One unconventional choice in the design of the animation editor was to build it as a “runtime” module rather than an extension to the Unity development environment. As a consequence, we are able to visualize, overlay, and even edit a character’s animation during gameplay, correcting problems or tweaking character behaviour instantly and on-the-fly. The editor is even available on mobile devices, and changes made on a device can be easily applied back to the main project. These affordances have, again, proven invaluable for rapidly iterating, prototyping, and experimenting with new ideas as they occur to us.

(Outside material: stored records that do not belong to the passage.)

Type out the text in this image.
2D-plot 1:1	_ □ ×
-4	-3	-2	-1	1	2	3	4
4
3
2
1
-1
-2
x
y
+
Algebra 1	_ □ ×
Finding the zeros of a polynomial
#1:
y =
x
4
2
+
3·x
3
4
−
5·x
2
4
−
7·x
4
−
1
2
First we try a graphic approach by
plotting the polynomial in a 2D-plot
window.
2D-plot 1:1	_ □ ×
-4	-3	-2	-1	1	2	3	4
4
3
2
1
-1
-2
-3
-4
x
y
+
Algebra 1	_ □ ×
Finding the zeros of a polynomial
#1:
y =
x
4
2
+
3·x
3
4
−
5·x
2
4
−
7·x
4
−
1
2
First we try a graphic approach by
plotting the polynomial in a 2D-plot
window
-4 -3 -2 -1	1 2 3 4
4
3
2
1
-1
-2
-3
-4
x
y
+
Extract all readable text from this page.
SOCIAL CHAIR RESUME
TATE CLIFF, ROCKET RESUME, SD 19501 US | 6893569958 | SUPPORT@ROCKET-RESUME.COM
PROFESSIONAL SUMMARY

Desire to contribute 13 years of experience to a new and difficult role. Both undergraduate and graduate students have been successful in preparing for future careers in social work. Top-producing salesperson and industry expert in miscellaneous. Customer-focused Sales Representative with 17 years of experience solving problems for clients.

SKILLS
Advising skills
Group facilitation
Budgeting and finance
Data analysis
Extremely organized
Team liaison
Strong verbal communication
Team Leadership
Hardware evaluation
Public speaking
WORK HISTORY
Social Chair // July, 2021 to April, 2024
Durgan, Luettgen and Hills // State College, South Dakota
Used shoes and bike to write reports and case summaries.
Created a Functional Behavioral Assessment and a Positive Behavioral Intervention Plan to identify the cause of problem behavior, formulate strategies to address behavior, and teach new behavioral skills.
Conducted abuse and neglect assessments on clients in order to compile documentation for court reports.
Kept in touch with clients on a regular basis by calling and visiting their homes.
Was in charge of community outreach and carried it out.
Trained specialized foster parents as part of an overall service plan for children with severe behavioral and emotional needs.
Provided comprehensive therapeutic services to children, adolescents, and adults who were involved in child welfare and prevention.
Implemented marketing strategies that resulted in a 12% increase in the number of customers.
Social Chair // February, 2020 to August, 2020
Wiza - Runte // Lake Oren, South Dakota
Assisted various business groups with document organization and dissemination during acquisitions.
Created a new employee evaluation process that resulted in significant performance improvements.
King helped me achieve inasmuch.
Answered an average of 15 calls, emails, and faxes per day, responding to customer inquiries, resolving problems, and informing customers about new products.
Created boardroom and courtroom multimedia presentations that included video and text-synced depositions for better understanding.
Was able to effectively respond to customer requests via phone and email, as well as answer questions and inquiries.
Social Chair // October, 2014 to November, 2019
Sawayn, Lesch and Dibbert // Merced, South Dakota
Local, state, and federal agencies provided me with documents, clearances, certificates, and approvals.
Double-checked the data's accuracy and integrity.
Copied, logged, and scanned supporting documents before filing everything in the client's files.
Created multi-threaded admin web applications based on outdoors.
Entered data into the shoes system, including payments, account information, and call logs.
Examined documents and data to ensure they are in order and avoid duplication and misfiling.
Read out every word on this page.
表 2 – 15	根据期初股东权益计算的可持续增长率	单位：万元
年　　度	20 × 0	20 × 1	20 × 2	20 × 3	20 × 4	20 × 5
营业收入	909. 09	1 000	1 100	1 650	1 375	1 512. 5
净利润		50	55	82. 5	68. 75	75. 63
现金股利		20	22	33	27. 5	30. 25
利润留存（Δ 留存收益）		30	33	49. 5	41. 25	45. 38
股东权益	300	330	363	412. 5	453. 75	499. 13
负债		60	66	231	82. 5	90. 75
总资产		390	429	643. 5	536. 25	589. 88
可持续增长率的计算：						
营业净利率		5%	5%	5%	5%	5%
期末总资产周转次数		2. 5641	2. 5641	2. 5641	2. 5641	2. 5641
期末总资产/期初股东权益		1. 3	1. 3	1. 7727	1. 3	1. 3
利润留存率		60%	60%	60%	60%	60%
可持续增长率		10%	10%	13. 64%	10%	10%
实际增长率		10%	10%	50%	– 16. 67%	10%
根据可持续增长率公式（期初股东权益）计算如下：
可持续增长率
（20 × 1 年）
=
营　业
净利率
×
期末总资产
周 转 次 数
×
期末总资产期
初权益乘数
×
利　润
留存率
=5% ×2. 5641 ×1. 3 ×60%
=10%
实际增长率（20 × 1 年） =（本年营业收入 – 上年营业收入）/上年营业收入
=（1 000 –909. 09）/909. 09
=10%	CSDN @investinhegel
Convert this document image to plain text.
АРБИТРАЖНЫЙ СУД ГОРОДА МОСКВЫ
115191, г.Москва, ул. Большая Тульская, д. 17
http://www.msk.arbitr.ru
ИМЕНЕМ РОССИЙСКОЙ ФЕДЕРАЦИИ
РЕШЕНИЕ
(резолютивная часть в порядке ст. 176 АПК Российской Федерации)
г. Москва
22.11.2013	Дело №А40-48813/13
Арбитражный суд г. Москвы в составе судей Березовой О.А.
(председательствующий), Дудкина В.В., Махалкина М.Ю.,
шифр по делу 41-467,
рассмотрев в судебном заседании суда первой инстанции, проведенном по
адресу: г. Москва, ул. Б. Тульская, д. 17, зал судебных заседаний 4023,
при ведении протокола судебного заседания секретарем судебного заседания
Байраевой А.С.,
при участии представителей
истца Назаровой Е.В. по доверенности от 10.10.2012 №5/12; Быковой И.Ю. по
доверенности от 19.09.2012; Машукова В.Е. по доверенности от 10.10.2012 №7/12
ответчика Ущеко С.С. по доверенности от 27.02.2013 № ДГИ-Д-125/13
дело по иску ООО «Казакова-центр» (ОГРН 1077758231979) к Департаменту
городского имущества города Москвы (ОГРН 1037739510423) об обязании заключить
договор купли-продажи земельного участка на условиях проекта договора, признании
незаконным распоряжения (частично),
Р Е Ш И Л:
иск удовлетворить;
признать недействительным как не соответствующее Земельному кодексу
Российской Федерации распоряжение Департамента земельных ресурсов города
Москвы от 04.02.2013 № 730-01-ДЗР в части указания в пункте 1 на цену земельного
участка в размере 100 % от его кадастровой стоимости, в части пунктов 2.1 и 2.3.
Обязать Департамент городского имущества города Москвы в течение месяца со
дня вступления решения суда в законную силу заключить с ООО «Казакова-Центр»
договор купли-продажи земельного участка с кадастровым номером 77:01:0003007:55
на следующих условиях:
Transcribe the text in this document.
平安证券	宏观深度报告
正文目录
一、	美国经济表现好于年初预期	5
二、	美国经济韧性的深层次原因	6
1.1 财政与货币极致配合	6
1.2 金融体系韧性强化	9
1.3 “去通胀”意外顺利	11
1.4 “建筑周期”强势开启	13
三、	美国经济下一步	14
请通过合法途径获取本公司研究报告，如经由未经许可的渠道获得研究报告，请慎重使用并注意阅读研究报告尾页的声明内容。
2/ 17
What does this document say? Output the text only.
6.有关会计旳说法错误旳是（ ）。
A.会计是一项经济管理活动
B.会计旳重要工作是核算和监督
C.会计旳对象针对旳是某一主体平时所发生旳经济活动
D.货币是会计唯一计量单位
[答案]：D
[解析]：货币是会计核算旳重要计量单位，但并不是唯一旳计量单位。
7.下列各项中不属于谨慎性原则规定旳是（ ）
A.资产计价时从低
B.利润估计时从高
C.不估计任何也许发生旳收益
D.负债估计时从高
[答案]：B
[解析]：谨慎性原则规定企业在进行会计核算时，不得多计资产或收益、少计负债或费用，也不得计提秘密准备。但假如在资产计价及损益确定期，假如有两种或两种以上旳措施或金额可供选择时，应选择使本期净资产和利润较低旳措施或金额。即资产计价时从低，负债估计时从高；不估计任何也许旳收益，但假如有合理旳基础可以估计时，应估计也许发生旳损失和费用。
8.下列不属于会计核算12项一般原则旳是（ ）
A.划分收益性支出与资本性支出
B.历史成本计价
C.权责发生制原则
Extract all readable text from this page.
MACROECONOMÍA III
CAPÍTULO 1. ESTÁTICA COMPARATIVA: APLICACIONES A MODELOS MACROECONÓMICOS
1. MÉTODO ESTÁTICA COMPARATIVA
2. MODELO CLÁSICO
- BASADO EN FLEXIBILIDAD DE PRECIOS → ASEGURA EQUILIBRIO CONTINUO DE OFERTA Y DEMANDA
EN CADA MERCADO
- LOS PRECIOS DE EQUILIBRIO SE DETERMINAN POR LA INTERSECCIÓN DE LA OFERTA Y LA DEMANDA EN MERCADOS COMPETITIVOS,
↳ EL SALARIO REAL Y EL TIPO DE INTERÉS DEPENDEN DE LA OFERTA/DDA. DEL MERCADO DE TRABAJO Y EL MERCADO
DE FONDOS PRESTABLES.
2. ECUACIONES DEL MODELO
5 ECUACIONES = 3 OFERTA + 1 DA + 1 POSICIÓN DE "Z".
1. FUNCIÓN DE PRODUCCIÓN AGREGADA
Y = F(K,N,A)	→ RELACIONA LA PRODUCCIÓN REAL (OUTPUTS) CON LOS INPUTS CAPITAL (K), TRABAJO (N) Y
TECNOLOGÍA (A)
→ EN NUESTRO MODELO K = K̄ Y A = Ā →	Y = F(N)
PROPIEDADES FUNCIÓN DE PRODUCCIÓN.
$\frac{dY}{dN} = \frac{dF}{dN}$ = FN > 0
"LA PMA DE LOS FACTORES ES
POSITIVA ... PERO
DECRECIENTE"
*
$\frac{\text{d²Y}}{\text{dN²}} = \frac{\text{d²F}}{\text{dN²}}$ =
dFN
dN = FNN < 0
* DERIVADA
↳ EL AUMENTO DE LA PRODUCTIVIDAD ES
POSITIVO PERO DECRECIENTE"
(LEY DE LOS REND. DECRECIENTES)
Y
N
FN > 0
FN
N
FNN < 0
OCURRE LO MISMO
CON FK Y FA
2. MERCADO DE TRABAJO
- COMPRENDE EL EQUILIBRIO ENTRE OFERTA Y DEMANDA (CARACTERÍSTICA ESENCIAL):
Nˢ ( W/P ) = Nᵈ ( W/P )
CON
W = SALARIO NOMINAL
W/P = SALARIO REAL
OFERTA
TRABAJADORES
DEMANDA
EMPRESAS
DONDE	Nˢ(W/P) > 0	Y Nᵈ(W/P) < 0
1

Challenges and Ongoing Work
The animation editor is far from complete, and will continue to be tweaked and adapted throughout Floor Kids’ production cycle. While intuitive and simple, we found that the node-based “infinite canvas” paradigm presents its own challenges in managing complexity. Complex relationships between sequences can become difficult to read, and analyzing or debugging a particular chain of causality during gameplay can sometimes require careful inspection of the animation graph. While we’ve developed simple solutions to try to mitigate some of these issues, further work might involve “focalizing” the graph editor in certain scenarios, automatically highlighting related sequences or even providing temporary, automatic re-layouting to clarify indirect relationships between sequences.